Research paper by Jane E JE Dalton, Amy C AC Glover, Laura L Hoodless, Eng-Kiat EK Lim, Lynette L Beattie, Alun A Kirby, Paul M PM Kaye

Indexed on: 25 Feb '15Published on: 25 Feb '15Published in: PLoS pathogens



Abstract

The neurotrophic tyrosine kinase receptor type 2 (Ntrk2, also known as TrkB) and its ligands brain derived neurotrophic factor (Bdnf), neurotrophin-4 (NT-4/5), and neurotrophin-3 (NT-3) are known primarily for their multiple effects on neuronal differentiation and survival.

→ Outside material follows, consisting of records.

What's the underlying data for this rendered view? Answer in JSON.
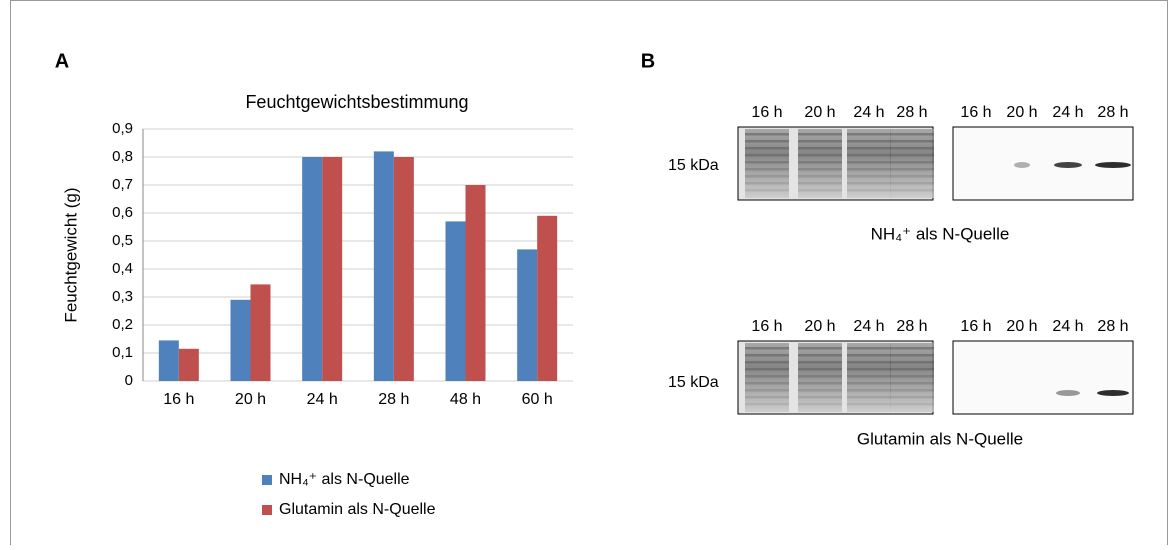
{
  "chart_data": {
    "type": "bar",
    "title": "Feuchtgewichtsbestimmung",
    "y_label": "Feuchtgewicht (g)",
    "categories": [
      "16 h",
      "20 h",
      "24 h",
      "28 h",
      "48 h",
      "60 h"
    ],
    "series": [
      {
        "name": "NH₄⁺ als N-Quelle",
        "color": "#4f81bd",
        "values": [
          0.145,
          0.29,
          0.8,
          0.82,
          0.57,
          0.47
        ]
      },
      {
        "name": "Glutamin als N-Quelle",
        "color": "#c0504d",
        "values": [
          0.115,
          0.345,
          0.8,
          0.8,
          0.7,
          0.59
        ]
      }
    ],
    "ylim": [
      0,
      0.9
    ],
    "yticks": [
      0,
      {
        "value": 0.1,
        "label": "0,1"
      },
      {
        "value": 0.2,
        "label": "0,2"
      },
      {
        "value": 0.3,
        "label": "0,3"
      },
      {
        "value": 0.4,
        "label": "0,4"
      },
      {
        "value": 0.5,
        "label": "0,5"
      },
      {
        "value": 0.6,
        "label": "0,6"
      },
      {
        "value": 0.7,
        "label": "0,7"
      },
      {
        "value": 0.8,
        "label": "0,8"
      },
      {
        "value": 0.9,
        "label": "0,9"
      }
    ],
    "grid": true,
    "legend": "bottom"
  },
  "panel_labels": [
    "A",
    "B"
  ],
  "blots": [
    {
      "lanes_left": [
        "16 h",
        "20 h",
        "24 h",
        "28 h"
      ],
      "lanes_right": [
        "16 h",
        "20 h",
        "24 h",
        "28 h"
      ],
      "marker": "15 kDa",
      "caption": "NH₄⁺ als N-Quelle"
    },
    {
      "lanes_left": [
        "16 h",
        "20 h",
        "24 h",
        "28 h"
      ],
      "lanes_right": [
        "16 h",
        "20 h",
        "24 h",
        "28 h"
      ],
      "marker": "15 kDa",
      "caption": "Glutamin als N-Quelle"
    }
  ]
}
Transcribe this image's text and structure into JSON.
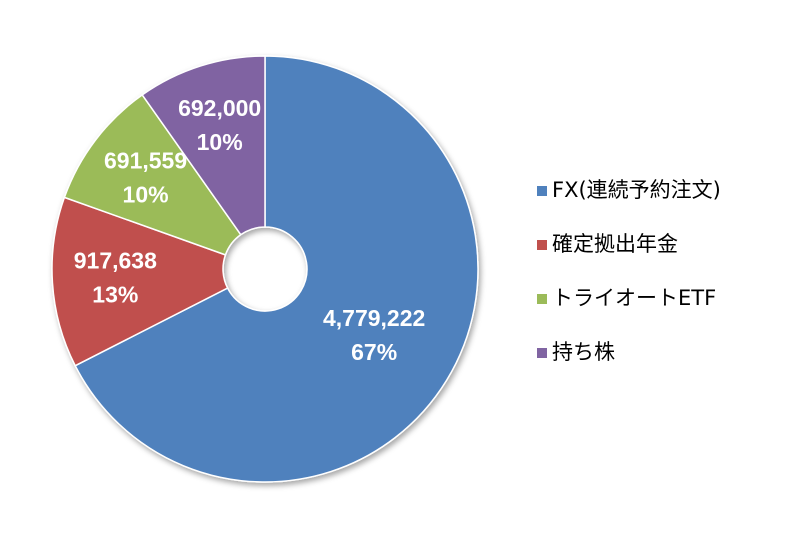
{
  "chart_data": {
    "type": "donut",
    "categories": [
      "FX(連続予約注文)",
      "確定拠出年金",
      "トライオートETF",
      "持ち株"
    ],
    "values": [
      4779222,
      917638,
      691559,
      692000
    ],
    "value_labels": [
      "4,779,222",
      "917,638",
      "691,559",
      "692,000"
    ],
    "shares": [
      67,
      13,
      10,
      10
    ],
    "share_labels": [
      "67%",
      "13%",
      "10%",
      "10%"
    ],
    "colors": [
      "#4f81bd",
      "#c0504d",
      "#9bbb59",
      "#8064a2"
    ],
    "legend": "right"
  }
}
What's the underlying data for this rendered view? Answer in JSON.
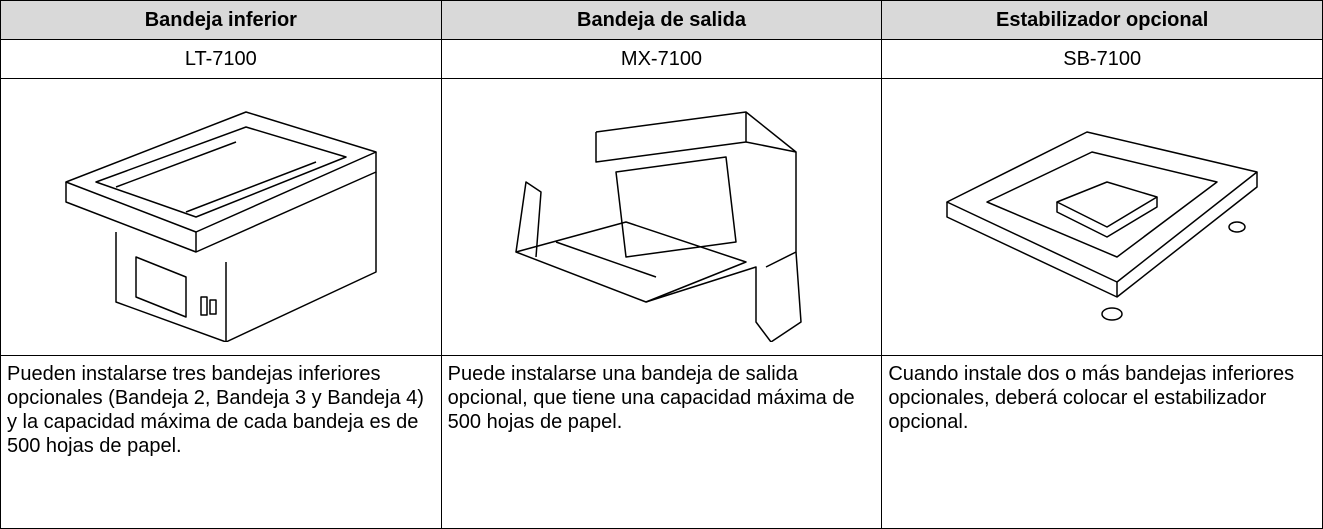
{
  "table": {
    "header": [
      "Bandeja inferior",
      "Bandeja de salida",
      "Estabilizador opcional"
    ],
    "models": [
      "LT-7100",
      "MX-7100",
      "SB-7100"
    ],
    "descriptions": [
      "Pueden instalarse tres bandejas inferiores opcionales (Bandeja 2, Bandeja 3 y Bandeja 4) y la capacidad máxima de cada bandeja es de 500 hojas de papel.",
      "Puede instalarse una bandeja de salida opcional, que tiene una capacidad máxima de 500 hojas de papel.",
      "Cuando instale dos o más bandejas inferiores opcionales, deberá colocar el estabilizador opcional."
    ]
  }
}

Here, we provide evidence that Ntrk2 plays a role in the pathologic remodeling of the spleen that accompanies chronic infection. We show that in Leishmania donovani-infected mice, Ntrk2 is aberrantly expressed on splenic endothelial cells and that new maturing blood vessels within the white pulp are intimately associated with F4/80(hi)CD11b(lo)CD11c(+) macrophages that express Bdnf and NT-4/5 and have pro-angiogenic potential in vitro. Furthermore, administration of the small molecule Ntrk2 antagonist ANA-12 to infected mice significantly inhibited white pulp neovascularization but had no effect on red pulp vascular remodeling. We believe this to be the first evidence of the Ntrk2/neurotrophin pathway driving pathogen-induced vascular remodeling in lymphoid tissue. These studies highlight the therapeutic potential of modulating this pathway to inhibit pathological angiogenesis.